Tuesday evenings at 6:30 or Thursday afternoons at 3:30
Adoration in the Historic Church
Every Friday from 9:00 AM – 5:00 PM.
Stations of the Cross – Every Friday after 5:30 Mass
Meatless Soup Supper – Every Friday after Stations in the Family Life Center. A reminder that all Fridays of Lent are obligatory days of abstinence (no meat) for Catholics from age 14 until age 59.
Lent doesn’t require hours of extra time to be meaningful!
Give God your heart and he will transform it with his love.
Lent Questions and Answers: How can we explain our Lenten practice of fasting and abstaining from eating meat? Fasting is a biblical discipline that can be defended from both the Old and New Testament. Christ expected his disciples to fast (Mt 9:14-15) and issued instructions for how they should do so (Mt 6:16-18).
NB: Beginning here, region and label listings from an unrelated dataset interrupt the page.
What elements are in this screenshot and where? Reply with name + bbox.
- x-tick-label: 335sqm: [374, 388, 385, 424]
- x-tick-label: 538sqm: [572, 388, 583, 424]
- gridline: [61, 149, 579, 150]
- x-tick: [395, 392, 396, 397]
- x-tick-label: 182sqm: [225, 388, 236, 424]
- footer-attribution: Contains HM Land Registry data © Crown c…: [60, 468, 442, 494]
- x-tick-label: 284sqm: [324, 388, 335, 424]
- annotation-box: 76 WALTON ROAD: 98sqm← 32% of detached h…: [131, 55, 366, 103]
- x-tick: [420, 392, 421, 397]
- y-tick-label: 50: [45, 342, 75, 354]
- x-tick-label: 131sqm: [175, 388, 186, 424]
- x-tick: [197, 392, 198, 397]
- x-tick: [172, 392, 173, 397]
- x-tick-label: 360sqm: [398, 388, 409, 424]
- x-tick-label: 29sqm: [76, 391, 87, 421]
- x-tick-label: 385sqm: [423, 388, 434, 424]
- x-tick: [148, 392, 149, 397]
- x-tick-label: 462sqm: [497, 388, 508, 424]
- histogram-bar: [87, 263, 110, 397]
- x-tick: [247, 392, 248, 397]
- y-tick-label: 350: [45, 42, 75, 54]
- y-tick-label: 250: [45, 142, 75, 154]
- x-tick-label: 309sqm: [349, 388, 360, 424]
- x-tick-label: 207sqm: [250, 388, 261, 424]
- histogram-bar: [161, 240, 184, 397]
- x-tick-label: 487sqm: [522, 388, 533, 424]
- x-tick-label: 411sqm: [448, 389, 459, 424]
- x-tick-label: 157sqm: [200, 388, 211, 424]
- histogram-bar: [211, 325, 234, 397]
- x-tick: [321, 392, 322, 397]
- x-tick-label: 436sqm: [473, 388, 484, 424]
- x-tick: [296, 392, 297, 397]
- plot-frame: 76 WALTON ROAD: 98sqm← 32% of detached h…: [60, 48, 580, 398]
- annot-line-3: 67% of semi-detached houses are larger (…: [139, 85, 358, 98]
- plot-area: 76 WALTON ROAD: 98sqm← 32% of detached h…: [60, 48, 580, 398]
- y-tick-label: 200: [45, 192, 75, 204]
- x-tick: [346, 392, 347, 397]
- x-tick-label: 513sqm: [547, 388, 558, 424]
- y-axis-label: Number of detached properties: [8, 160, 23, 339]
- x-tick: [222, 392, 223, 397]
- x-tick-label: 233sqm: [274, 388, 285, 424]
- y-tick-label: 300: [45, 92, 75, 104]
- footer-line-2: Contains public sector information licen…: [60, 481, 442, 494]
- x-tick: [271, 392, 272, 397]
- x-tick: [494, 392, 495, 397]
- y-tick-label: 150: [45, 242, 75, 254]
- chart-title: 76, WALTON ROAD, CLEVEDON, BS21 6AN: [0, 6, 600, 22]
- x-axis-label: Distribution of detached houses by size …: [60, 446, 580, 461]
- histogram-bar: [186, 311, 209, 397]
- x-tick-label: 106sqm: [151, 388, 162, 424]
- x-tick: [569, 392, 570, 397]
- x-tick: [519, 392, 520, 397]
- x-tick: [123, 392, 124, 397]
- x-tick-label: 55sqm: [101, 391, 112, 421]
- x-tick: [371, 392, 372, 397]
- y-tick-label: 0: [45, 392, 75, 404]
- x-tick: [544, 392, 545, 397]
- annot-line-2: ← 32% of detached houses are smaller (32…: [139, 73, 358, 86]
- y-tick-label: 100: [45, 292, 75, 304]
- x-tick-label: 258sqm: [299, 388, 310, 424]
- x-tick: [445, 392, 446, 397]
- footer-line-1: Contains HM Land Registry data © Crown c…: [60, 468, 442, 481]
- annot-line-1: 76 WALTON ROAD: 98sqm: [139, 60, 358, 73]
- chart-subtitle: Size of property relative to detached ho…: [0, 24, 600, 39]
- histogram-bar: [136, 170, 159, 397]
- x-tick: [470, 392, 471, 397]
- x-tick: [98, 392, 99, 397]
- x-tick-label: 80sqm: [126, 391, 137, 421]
Catholics follow this pattern by holding a partial fast on Ash Wednesday and Good Friday. Abstinence from certain foods is also a biblical discipline. In Daniel 10:2-3 we read, “In those days I, Daniel, was mourning for three weeks. I ate no delicacies, no meat or wine entered my mouth, nor did I anoint myself at all, for the full three weeks.” Catholics use a practice similar to Daniel’s when, as a way of commemorating Christ’s Crucifixion on a Friday, we abstain from eating meat on the day of that day of the week during Lent. The only kind of flesh we eat on Friday is fish, which is a symbol of Christ.